Reviewer #2: REVIEWER COMMENTS

 

This manuscript describes the behaviour of autophagy in radiosensitivity, cell survival, and cellular resistance against high-LET neutron radiation. Overall, the study is sound and in vivo murine cancer model support the data. Some technical issues here below are listed to improve its quality.

Fig 1d. Treatment with inhibitor of lysosomal degradation is required to determine whether the increase of LC3-II levels is due to a higher production of autophagosomes or to an inhibition of their degradation within lysosomes.

[Answer] To clarify whether the increased LC3-II levels by neutrons are due to a higher production of autophagosomes or an inhibition of their degradation within lysosomes, we used CQ (blocking reagent of autophagosome formation) to determine the effect neutrons have on autophagy. Our results and descriptions were indicated in fig1.d.

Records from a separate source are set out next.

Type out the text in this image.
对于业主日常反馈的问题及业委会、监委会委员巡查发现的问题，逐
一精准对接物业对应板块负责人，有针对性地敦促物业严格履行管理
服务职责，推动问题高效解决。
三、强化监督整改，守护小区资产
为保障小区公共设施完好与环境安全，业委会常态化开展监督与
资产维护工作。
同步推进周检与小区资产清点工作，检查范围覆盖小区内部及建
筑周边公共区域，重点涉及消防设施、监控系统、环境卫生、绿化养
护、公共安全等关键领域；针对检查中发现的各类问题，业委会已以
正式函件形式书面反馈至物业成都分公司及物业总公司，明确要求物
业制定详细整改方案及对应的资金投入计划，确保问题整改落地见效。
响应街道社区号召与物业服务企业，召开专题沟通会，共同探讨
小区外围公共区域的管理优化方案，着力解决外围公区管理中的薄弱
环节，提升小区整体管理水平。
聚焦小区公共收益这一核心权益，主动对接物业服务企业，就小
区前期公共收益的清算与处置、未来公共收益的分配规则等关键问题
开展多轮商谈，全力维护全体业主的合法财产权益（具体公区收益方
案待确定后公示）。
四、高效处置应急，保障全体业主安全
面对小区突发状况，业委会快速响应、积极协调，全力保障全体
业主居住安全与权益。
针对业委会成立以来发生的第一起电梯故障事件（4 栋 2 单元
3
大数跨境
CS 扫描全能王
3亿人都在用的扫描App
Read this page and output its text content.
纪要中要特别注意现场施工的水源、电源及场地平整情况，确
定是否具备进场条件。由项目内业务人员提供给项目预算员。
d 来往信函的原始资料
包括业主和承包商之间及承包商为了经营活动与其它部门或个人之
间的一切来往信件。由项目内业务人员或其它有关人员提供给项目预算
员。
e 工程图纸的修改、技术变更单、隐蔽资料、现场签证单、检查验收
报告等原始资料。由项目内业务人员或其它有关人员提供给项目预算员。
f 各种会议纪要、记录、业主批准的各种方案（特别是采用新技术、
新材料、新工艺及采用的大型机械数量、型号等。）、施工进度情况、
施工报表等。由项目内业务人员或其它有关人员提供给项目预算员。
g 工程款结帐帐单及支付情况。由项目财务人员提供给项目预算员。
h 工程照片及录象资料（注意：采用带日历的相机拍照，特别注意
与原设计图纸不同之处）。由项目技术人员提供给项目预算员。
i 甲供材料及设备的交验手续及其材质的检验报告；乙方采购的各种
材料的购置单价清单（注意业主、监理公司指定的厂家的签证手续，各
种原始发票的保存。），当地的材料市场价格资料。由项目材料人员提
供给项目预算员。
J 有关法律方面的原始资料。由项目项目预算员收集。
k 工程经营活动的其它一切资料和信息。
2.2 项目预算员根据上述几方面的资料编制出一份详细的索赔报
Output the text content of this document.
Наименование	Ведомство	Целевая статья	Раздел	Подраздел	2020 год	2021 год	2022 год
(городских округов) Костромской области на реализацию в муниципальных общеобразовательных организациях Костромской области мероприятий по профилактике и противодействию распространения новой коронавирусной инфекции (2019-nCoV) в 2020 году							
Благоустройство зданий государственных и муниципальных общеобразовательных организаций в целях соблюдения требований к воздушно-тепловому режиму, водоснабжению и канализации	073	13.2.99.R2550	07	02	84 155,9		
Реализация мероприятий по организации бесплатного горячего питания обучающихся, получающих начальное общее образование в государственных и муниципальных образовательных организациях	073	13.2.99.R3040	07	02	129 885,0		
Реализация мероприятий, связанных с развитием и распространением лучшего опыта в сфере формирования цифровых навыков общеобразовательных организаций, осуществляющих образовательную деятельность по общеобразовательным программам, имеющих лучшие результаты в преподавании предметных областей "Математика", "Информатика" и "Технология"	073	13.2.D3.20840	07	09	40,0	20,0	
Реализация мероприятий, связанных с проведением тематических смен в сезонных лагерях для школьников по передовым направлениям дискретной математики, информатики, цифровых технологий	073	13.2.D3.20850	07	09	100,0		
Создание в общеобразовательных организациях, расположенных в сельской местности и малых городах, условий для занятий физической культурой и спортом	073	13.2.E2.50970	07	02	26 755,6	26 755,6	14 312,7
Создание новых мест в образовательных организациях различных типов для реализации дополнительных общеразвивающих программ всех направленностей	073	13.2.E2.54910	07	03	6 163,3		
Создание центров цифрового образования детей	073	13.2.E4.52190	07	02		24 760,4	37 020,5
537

Fig 1e. Authors state 'Neutron treatment significantly inhibited cell growth, as determined by a trypan blue-exclusion assay in the two OS cell lines and primary cells derived from a patient with OS in a time-dependent manner (Fig. 1e).' To assess cell growth, cell cycle probes are more appropriate than tryptan blue.

[Answer] We have added the data of the cell cycle using FACS analysis as per your request

Fig 3a and 4C. Please show blots of total proteins without phoshorylation (S6K, AKT and mTOR etc) to make sure the increase of the phosphorylation is not due to an upregulation of the level of the protein itself.

[Answer] We have added the data as your request.

Fig 5a. A quantification of limb radiographs would be insightful to assess convincingly tumour progression.

[Answer] We have added the data as your request.

Round 2

Reviewer 1 Report

The Authors responded adequately to the requests. The manuscript can be accepted for publication.